Some economists conclude that the best response to climate change is to allow greenhouse gas emissions to keep growing throughout this century, although making sure their growth is slower than under a “business-as-usual” (no policy action) scenario. Others economists say the best policy is to lower emissions quickly, starting as soon as possible, and eliminating all greenhouse gas emissions before 2100. How can scholars using the same basic set of analytical tools come to such radically different policy recommendations?
A new report from the Stockholm Environment Institute uses the CRED model to show how three simple changes can turn a slower-emissions-growth policy into a call for immediate, steep reductions. Here the slower-emissions-growth policy is defined as one that allows carbon dioxide emissions of 5,400 thousand million tons (gigatons or Gt) during the 21st century. The immediate, steep reductions policy is defined as capping cumulative 21st century emissions at 2,000 Gt and providing a 4-out-of-5 chance that temperature rise will stay under 2°C. The three changes to the economic model can be described in short as: reason, empathy, and fair play.
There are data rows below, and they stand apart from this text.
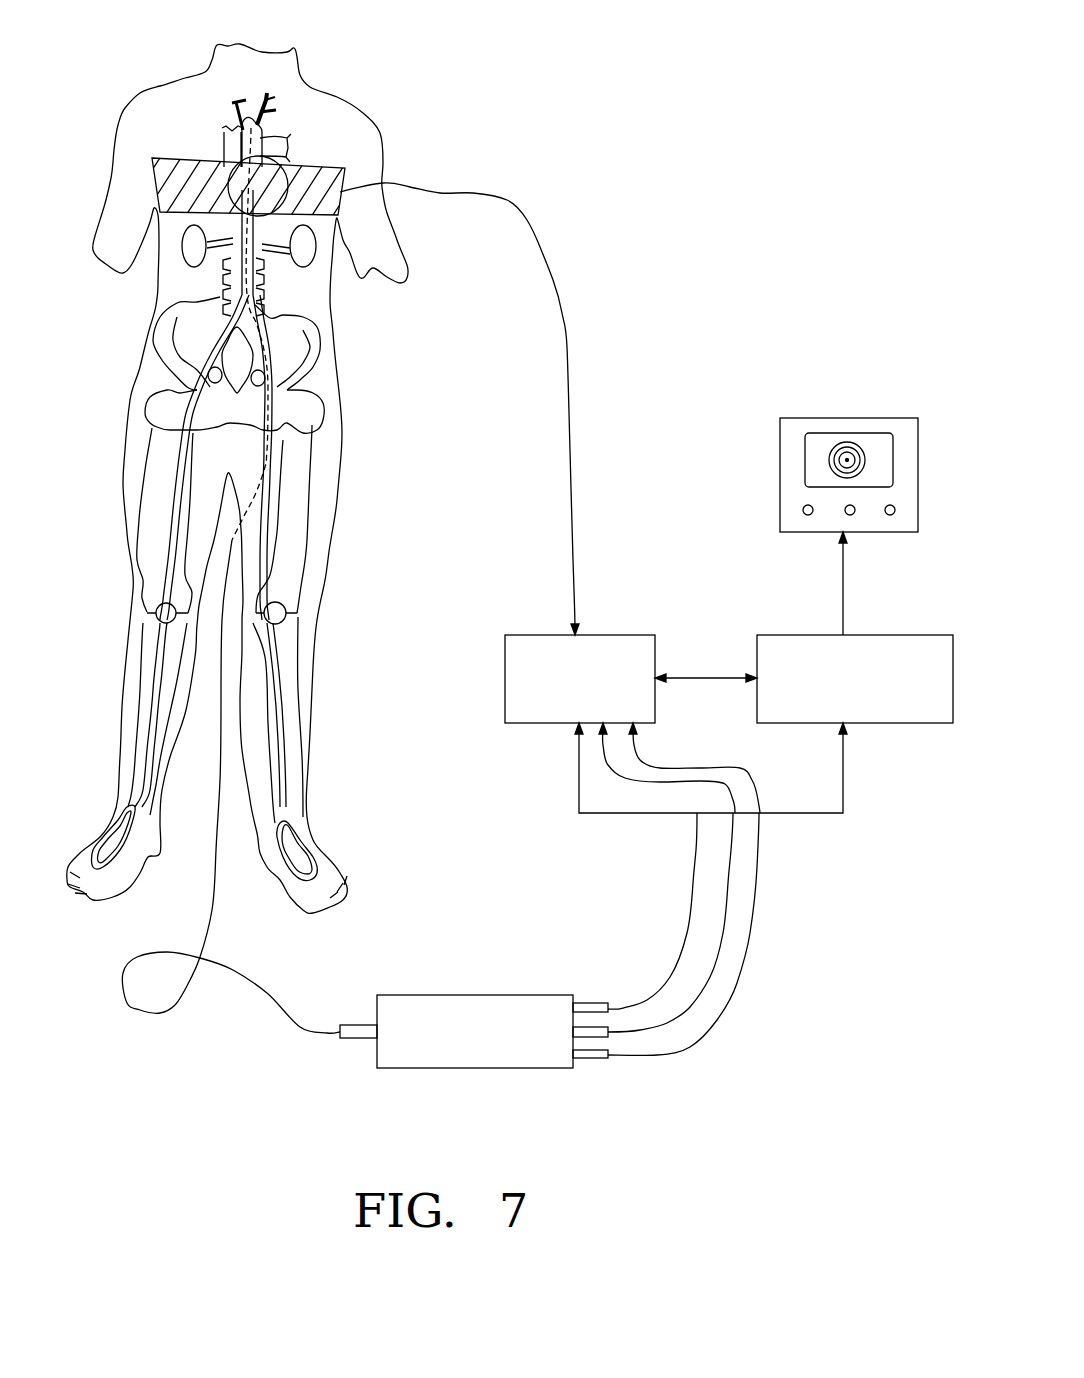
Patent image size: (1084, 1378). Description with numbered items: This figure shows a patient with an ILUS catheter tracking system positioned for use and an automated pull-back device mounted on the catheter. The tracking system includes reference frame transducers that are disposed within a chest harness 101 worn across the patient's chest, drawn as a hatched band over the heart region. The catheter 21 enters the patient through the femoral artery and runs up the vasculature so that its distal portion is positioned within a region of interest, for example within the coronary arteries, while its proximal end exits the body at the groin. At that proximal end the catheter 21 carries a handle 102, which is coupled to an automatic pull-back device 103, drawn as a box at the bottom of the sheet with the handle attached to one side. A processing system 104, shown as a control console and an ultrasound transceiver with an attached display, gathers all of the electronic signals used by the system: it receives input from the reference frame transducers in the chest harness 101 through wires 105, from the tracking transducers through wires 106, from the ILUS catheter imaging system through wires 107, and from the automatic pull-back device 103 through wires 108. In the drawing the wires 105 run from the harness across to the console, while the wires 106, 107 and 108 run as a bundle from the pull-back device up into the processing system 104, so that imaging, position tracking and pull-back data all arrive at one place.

The chest harness 101 is at (305, 170).
The catheter 21 is at (237, 968).
The handle 102 is at (360, 1038).
The automatic pull-back device 103 is at (465, 1068).
The processing system 104 is at (780, 468).
The wires 105 is at (553, 277).
The wires 106 is at (684, 1011).
The wires 107 is at (646, 998).
The wires 108 is at (742, 972).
The first change, reason, requires understanding and believing the most up-to-date climate science. When climate-economics models start with the assumption that high temperatures and rising seas won’t cause a lot of damage, that’s what their results will reflect. In these models, bringing the relationship between climatic changes and economic damage better in line with current scientific findings increases the importance of lowering emissions.The second change, empathy, involves this generation’s concern about the well-being of future generations. For most countries, climate change’s worst effects will be felt 100 or more years into the future. When models start with the assumption that “human welfare” today and in the near future is almost all that matters, that too is what their results will reflect. Alternatively, if models are programmed to place a high value on the well-being of our children and grandchildren, the result is a greater urgency to stop emissions quickly.
Finally, fair play is a willingness on the part of rich countries to invest in emissions and poverty reduction in poor nations. When models assume that global inequality cannot be changed, then their results will also reflect that. Assuming instead that countries can, and will, help one another to solve the climate problem gives these models more and better tools for lowering emissions, making climate policy cheaper and easier to achieve.
Without reason, empathy, and fair play, climate-economics models do their best to show a path that maximizes human welfare, but they are based on faulty and controversial assumptions. Economists using models with these biases call for a slow, cautious climate policy. This is a “best” response only if you don’t believe the recent climate science, don’t care enough about future generations, and don’t believe that rich countries can, or will, fund emissions reductions in poorer countries.
When instead economists account for reason, empathy, and fair play in their modeling, the best climate policy is clear: share resources to reduce worldwide greenhouse emissions as fast and as far as possible.